The second goal collapsed when destroying the Taleban was given less priority than handing out aid to folk showing little gratitude for receiving it, and supporting Karzai's corrupt theocracy.
And no, I am not advocating nuking the place. There is little point in bombing Afghanistan back to the stone age when it's already there.
I really have no idea what is supposed to be achieved now in Afghanistan. When it was to attack the Taleban and kill Osama bin Laden and as many of his buddies as possible, it made sense.
But they didn't even catch Osama though they had him in their clutches, if they hadn't expected jihadists to catch or kill him.
I wouldn't dream of going there and do not want any of my money going there, so NZ should retreat.
The idea that we would send faulty messages to thugs by retreating is wrong. General Dostum is very much a Saddam Hussein figure, even looking like him, and here we are supporting him gaining power.

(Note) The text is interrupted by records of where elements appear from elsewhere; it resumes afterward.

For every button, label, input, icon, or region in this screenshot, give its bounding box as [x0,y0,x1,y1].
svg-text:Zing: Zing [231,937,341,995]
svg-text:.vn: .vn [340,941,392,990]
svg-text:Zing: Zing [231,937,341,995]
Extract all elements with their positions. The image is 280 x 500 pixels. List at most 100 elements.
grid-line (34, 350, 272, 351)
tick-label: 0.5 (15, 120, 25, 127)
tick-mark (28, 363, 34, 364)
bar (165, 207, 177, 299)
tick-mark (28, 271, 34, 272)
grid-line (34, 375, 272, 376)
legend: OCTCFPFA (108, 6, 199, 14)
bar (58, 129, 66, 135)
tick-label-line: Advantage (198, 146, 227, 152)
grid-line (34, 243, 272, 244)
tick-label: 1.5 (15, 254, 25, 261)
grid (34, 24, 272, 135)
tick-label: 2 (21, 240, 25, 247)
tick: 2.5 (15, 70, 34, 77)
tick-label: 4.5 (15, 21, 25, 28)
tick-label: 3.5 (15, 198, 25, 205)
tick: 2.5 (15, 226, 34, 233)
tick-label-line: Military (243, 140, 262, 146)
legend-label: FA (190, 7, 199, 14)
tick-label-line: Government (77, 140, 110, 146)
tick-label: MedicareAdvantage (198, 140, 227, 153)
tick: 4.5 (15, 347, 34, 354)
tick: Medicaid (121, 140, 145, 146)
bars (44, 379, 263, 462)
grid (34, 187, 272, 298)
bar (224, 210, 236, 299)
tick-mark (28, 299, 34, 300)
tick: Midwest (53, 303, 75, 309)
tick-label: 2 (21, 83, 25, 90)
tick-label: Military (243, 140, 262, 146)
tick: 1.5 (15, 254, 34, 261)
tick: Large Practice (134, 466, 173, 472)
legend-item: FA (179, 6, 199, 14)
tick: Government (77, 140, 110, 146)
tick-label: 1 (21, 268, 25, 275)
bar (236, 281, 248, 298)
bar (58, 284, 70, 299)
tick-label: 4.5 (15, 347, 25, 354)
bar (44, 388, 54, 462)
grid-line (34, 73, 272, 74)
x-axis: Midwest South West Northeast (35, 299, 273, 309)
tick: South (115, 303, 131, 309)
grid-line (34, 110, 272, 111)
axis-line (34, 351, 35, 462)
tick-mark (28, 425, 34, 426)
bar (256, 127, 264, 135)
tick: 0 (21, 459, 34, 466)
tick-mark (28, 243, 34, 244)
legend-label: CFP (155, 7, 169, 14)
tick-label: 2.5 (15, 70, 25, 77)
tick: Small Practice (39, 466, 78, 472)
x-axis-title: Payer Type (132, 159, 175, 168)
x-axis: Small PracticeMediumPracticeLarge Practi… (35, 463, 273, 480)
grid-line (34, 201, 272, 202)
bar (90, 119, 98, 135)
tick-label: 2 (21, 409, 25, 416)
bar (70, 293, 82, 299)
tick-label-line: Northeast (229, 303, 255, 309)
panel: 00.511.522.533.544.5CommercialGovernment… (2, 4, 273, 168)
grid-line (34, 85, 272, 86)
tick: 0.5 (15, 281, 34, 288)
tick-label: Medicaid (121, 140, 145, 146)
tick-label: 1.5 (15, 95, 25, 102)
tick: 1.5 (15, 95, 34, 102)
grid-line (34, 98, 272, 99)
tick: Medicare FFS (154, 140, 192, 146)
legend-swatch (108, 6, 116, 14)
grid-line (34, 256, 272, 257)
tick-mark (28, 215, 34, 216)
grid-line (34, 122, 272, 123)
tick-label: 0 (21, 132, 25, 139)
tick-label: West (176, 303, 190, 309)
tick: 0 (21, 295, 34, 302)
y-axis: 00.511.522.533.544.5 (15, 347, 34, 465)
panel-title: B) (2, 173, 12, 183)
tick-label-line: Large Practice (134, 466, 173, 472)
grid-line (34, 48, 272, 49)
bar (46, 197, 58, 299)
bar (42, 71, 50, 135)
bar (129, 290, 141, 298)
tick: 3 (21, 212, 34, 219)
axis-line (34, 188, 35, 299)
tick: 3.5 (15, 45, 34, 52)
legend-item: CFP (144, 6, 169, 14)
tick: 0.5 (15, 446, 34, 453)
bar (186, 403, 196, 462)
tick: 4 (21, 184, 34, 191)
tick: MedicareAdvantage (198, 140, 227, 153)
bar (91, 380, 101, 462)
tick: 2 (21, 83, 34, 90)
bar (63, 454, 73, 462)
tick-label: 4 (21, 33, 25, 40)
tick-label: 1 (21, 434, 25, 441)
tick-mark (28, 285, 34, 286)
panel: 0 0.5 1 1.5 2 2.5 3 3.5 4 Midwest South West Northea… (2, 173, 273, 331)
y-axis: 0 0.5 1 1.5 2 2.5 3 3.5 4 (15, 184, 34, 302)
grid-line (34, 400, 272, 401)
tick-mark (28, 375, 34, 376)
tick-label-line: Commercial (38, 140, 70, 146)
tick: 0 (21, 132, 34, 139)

They have got the messages already.
Initially, the Taleban and everyone else ran for it when they realized after 911 that a huge attack was coming. Then it shot off sideways into Iraq in pursuit of the obviously absurd idea that Saddam had WMDs [obvious BEFORE the invasion].
Peter is right. Sound the retreat. Save some lives. Now. Or come up with some very good reasons to stay. I would not want to explain to a widow and her children why their husband's and father's death was a necessary thing, for the greater good.
I have no idea how it could be explained. "We were trying to achieve, umm.... ?"
A right goal for Afghanistan would have been to de-Islamify the place, like the de-Nazification and de-militarisation campaigns on Germany and Japan, both of which were highly successful.
However, to do it required a level of force and occupation that no US leader was willing to swallow or sustain. Removing the Taleban and keeping it out of power became the goal - despite the fact that what remained was only preferable because the Taleban was exporting Islamist terror. Karzai was merely running an Islamist state domestically (albeit less fundamentalist - more UAE than Iran).
I'll freely admit that given porous borders and the dispersion of weaponry that any Western occupation of Afghanistan would have been immensely costly, and unlikely to have had Pakistani support - but the original mission, having been accomplished, has done relatively little. Afghanistan remains a stone age failed state, and whilst most Muslims remain misogynistic bullies, there is little likelihood of secular government, let alone individual freedom having much hold here.
You say coalition leaders didn't know what victory would look like, but you haven't said specifically what this apparently achieveable "overwhelming victory" would look like either.